The PEC met on Tuesday where the decision was taken.
This has not been officially confirmed by the party in the province, but a statement on the resolution was expected. This will be the first ANC province to call for the president to go and comes despite the ANC’s national working committee resolving that it accepted Zuma’s apology, and the decision not to recall him.
There have been widespread calls for Zuma to resign following the constitutional court ruling that he failed to uphold the constitution when he did not comply with public protector Thuli Madonsela’s remedial action regarding payment for the upgrades to his Nkandla homestead.
Despite the resolution taken by the Gauteng PEC, a source said, the ANC Youth League in the Gauteng was against the decision and communicated that in the meeting.

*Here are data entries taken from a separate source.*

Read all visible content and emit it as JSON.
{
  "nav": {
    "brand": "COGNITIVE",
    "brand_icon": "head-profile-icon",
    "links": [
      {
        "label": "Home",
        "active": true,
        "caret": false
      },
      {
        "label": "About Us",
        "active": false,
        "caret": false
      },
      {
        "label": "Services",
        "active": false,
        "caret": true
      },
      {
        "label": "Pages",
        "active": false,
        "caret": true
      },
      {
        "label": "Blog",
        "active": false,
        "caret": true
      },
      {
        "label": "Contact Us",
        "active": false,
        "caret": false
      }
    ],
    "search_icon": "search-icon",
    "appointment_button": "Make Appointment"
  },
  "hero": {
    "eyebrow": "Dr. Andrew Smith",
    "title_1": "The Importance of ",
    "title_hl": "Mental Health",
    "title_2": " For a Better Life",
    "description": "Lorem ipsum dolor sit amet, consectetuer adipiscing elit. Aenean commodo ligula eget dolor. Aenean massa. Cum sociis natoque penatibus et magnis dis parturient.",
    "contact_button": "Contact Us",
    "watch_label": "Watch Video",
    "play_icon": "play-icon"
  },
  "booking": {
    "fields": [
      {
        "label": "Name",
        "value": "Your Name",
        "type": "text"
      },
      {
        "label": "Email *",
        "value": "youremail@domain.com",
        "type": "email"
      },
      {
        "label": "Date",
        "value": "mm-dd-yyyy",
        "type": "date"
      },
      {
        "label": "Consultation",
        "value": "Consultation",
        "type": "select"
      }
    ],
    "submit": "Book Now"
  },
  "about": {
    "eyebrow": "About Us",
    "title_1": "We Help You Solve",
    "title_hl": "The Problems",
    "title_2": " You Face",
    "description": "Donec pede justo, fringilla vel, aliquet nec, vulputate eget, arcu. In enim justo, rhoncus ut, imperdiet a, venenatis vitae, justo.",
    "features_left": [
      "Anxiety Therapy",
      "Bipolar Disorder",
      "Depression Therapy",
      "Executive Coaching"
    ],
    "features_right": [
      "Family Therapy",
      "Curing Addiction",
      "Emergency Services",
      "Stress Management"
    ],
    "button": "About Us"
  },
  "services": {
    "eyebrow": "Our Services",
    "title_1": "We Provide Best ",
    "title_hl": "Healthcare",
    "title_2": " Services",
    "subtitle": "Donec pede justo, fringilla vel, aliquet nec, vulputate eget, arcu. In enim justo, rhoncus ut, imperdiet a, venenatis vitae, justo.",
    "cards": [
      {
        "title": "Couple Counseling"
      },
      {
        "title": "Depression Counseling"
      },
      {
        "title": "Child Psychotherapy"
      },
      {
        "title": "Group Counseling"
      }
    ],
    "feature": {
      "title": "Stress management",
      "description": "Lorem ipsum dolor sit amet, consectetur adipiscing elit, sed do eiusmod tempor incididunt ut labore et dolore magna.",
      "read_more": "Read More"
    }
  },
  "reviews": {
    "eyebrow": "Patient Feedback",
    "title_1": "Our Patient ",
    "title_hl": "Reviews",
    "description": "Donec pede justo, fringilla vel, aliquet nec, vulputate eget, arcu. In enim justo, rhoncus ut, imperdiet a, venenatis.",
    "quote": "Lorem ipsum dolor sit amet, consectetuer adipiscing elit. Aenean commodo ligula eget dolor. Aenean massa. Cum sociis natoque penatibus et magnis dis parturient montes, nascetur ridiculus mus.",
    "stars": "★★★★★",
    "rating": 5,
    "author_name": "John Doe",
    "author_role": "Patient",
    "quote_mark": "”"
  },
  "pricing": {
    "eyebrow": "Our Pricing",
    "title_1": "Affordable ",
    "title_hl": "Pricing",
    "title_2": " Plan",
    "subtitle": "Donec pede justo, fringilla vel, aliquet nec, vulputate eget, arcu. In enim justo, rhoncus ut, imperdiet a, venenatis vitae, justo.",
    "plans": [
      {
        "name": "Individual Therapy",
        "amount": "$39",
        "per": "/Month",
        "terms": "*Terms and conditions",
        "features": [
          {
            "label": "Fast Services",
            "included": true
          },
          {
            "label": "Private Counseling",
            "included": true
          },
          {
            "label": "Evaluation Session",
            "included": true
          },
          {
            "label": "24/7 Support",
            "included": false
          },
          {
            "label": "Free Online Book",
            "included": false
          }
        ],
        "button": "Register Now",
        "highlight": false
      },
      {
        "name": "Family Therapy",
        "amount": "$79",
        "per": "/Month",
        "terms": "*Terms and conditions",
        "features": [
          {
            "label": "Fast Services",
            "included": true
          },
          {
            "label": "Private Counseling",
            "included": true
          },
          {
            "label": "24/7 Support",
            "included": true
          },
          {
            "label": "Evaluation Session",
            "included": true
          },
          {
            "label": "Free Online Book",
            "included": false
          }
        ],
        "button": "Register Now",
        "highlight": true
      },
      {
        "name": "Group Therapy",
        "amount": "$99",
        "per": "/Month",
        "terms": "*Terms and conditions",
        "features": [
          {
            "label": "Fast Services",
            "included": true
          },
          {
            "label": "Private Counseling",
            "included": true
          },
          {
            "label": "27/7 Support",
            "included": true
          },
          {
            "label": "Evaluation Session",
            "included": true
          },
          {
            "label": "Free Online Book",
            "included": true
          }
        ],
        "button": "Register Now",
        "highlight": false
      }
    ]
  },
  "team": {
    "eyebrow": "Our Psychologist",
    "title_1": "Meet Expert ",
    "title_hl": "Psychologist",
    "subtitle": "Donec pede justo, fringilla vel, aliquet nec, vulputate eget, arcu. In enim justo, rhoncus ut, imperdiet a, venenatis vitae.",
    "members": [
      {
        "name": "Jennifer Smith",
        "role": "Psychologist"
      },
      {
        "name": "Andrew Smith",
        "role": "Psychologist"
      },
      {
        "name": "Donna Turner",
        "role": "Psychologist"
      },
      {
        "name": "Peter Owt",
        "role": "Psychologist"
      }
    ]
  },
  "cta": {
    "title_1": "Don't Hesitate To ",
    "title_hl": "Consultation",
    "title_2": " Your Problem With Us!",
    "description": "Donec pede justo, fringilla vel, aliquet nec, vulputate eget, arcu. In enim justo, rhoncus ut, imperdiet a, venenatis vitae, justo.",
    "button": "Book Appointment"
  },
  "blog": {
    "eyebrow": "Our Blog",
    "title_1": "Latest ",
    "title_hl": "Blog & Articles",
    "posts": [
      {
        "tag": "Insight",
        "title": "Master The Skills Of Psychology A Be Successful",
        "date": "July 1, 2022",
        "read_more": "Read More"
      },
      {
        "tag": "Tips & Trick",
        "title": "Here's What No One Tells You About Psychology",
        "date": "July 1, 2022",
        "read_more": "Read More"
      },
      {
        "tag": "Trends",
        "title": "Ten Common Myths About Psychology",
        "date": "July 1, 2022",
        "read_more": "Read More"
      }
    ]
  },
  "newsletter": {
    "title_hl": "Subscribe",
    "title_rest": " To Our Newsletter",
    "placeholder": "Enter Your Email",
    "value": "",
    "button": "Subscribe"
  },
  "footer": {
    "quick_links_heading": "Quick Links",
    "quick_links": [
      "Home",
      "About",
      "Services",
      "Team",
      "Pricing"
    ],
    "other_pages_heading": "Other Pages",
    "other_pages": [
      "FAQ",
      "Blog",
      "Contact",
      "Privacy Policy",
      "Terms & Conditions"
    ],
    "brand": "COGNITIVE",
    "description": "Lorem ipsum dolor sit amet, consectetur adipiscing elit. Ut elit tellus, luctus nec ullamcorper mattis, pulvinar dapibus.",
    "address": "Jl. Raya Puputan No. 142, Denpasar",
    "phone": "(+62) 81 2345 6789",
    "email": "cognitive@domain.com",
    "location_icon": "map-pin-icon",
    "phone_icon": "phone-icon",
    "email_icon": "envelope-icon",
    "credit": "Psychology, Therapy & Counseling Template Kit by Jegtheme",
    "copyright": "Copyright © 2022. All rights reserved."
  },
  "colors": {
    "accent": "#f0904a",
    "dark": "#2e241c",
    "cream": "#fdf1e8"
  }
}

It’s understood that although the ANCYL did not think Zuma was the best individual to lead the party and that the way the Nkandla matter was handled was a “fundamental blunder”, removing the president would be playing into the 2017 dynamics.
The source said the ANCYL was of the view that the unity of the organisation was paramount at this stage.
The youth league is expected to give its own briefing on the matter later this week.
The ANC in Gauteng has, in the past, spoken out strongly against some decisions taken by the ruling party and its handling of some issues, such as e-tolls and the spending on Zuma’s Nkandla home.
Last week, provincial chairman David Makhura said the country was facing an economic and political crisis, and that members of the ANC needed to ask themselves whether the party was acting in the best interest of the nation.”
Many of us know that in history when the ANC was having meetings, we knew that the ANC would take the right decisions,” he said in a recording of his address given at the memorial service of Umkhonto we Sizwe veteran, Shirish Nanabhai.
“Many of us know that in history when the ANC was going to consider what next to do, we knew that the ANC would act in the best interest of the people and the country. We should ask ourselves … whether we can still say that today, and if we have any shadow of a doubt, there is a fundamental problem we must fix.”